Tout homme qui appartient à la vérité écoute ma voix.
34e DIMANCHE ORDINAIRE B
Evangile de Jésus Christ selon saint Jean 18, 33-37
Lorsque Jésus comparut devant Pilate, celui-ci l’interrogea : « Es-tu le roi des Juifs ». Jésus lui demanda : « Dis-tu cela de toi-même, ou bien parce que d’autres te l’ont dit ? » Pilate répondit : « Est-ce que je suis Juif, moi ? Ta nation et les chefs des prêtres t’ont livré à moi : qu’as-tu donc fait ? » Jésus déclara : « Ma royauté ne vient pas de ce monde ; si ma royauté venait de ce monde, j’aurais des gardes qui se seraient battus pour que je ne sois pas livré aux Juifs. Non, ma royauté ne vient pas d’ici. » Pilate lui dit : « Alors, tu es roi . » Jésus répondit : « C’est toi qui dis que je suis roi. Je suis né, je suis venu dans le monde pour ceci : rendre témoignage à la vérité. Tout homme qui appartient à la vérité écoute ma voix. »
oOo
Pléonasme
Je me demande d’où vient cette appellation de « Christ-Roi » donnée à Jésus par l’Église. Elle n’a rien de scripturaire, bien au contraire. En effet, nous avons là un pléonasme : le mot Christ – en hébreu Messie – signifie celui qui a reçu l’onction royale. Et le mot Christ, dans toutes les traductions grecques de l’hébreu, désigne non seulement le roi, la personne royale mais même le peuple de Dieu, le peuple hébreu. Première difficulté. Deuxième difficulté : nous risquons d’avoir du mal, de nos jours, à concevoir la relation entre Dieu et nous comme une relation de souverain à sujets. Cette appellation « Christ-Roi » peut nous paraître anachronique. Pour ces deux raisons, et même si l’appellation nous déplait, il est important de chercher à comprendre la vraie signification de cette fête instaurée il y a 80 ans par le pape Pie XI, dans des circonstances historiques qui nécessitaient une solide mise au point de la part de l’Église : c’était ce que les historiens appellent « la montée des totalitarismes » qui a marqué de ravages inouïs le XXe siècle.
Un procès truqué
Examinons d’abord les circonstances dans lesquelles Jésus va être amené à proclamer sa royauté et à définir en quoi elle consiste. Jésus a été arrêté dans la nuit, il a comparu devant le grand-prêtre. L’évangile de Jean ne nous dit pas qu’il a été condamné par les Juifs, mais que le matin venu, on l’a fait comparaître devant le gouverneur. Étrange accusation : les Juifs ne disent pas à Pilate quelle est la raison pour laquelle ils lui amènent Jésus, mais ils prennent quand même la peine de préciser que le coupable mérite la mort, une condamnation à mort qu’ils ne peuvent faire exécuter que par l’occupant romain.

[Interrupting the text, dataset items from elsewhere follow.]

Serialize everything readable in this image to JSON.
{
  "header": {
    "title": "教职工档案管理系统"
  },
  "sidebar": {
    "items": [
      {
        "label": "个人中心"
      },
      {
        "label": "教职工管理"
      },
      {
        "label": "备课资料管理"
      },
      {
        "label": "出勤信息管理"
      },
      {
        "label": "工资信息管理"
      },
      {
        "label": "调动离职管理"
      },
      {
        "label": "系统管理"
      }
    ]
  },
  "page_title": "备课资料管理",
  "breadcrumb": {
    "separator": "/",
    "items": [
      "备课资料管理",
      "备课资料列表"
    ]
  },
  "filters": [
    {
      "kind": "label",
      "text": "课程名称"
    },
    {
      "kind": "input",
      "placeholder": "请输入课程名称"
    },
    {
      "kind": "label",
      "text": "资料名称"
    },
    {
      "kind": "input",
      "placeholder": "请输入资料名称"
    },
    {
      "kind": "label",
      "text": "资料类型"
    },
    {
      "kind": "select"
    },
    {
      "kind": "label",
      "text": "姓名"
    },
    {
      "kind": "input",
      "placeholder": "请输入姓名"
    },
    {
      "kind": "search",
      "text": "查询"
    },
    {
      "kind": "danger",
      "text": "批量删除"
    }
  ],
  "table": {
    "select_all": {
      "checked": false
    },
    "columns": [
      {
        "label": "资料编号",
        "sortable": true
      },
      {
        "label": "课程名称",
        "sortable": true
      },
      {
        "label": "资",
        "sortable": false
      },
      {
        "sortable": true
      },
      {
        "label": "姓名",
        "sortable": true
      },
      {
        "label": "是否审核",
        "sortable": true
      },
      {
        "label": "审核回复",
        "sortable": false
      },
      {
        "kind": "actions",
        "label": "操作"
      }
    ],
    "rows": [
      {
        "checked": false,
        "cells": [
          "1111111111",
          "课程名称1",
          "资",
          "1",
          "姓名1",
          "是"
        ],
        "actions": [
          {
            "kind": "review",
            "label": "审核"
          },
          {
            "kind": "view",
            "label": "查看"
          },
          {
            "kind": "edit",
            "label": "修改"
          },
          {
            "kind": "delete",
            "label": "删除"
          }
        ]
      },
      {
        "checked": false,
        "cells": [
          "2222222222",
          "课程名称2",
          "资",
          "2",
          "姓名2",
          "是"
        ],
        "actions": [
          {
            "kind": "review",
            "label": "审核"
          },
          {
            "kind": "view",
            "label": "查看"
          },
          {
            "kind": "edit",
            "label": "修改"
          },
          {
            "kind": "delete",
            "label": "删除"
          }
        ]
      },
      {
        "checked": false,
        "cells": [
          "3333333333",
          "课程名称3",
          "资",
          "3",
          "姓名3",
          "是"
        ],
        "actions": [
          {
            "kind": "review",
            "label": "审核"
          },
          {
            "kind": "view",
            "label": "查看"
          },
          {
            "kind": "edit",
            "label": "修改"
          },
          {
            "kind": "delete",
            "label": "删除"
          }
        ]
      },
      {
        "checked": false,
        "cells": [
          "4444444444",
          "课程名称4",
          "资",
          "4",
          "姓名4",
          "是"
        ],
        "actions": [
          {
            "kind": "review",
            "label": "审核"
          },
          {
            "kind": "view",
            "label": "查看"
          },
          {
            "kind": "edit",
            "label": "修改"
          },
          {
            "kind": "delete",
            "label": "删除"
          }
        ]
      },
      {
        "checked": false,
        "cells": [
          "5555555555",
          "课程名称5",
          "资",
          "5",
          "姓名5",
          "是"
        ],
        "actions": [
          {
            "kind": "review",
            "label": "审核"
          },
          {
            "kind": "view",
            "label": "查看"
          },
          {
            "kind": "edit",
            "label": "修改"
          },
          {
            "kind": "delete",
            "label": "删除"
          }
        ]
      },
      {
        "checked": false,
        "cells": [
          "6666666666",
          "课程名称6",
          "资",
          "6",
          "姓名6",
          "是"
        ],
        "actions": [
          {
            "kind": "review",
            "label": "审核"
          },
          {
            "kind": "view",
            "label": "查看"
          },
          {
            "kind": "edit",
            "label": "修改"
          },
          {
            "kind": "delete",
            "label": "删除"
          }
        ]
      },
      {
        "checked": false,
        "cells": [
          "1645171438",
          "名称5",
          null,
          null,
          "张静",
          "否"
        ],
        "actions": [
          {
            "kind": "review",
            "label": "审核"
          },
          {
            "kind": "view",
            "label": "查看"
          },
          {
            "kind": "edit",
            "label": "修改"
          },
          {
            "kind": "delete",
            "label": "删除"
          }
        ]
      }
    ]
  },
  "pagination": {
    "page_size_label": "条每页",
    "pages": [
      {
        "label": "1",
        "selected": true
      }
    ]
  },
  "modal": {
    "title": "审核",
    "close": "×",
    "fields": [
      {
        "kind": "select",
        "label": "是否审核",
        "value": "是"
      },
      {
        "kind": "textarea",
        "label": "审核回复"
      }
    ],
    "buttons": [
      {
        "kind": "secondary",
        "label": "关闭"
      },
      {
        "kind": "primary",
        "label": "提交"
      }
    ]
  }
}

Étrange dialogue, également, entre Pilate et Jésus. On dirait que l’accusé esquive les questions directes du gouverneur et n’y répond qu’évasivement. Ce qui a le don d’énerver Pilate. Mais Jésus ne veut pas s’attribuer le titre de « roi ». Il parlera simplement de sa royauté, un mot qu’il faudrait d’ailleurs remplacer par une traduction plus exacte : Jésus parle de son « règne » Les autorités juives, d’ailleurs, l’ont bien compris, lorsqu’elles accusent Jésus d’avoir voulu se faire Fils de Dieu. Une expression que Pilate risque de ne pas comprendre, et c’est pourquoi, à ce païen, à cet homme politique, ils préfèrent parler de Jésus comme d’un ennemi de César, un dangereux conspirateur, quelqu’un qui veut se faire roi. Ce n’est que lorsque Jésus essaie d’expliquer à Pilate en quoi consiste sa royauté que le malentendu a des chances de se lever. Mais Pilate est-il capable de comprendre le sens de la déclaration de Jésus, qui annonce que sa royauté ne ressemble en rien aux royautés terrestres, et qu’il est venu dans le monde pour rendre témoignage à la vérité ?
Quel pouvoir ?
Nous avons, l’un en face de l’autre, deux hommes aussi différents que possible. L’homme qui est le délégué de l’empereur, le représentant du pouvoir suprême, sent bien que son autorité est branlante. Il est sans cesse à la merci d’une dénonciation et donc d’une révocation. Jésus, par contre, est impuissant, mais parle avec une souveraine autorité. Il est un homme libre, qui n’a rien à perdre, parce qu’il sait qu’il a tout perdu, ou plus exactement qu’il a tout donné. Sa réponse tranquille et mystérieuse agace Pilate. Il lui demande « Alors, tu es roi ? » Et Jésus, impassible, répond « c’est toi qui le dis ! »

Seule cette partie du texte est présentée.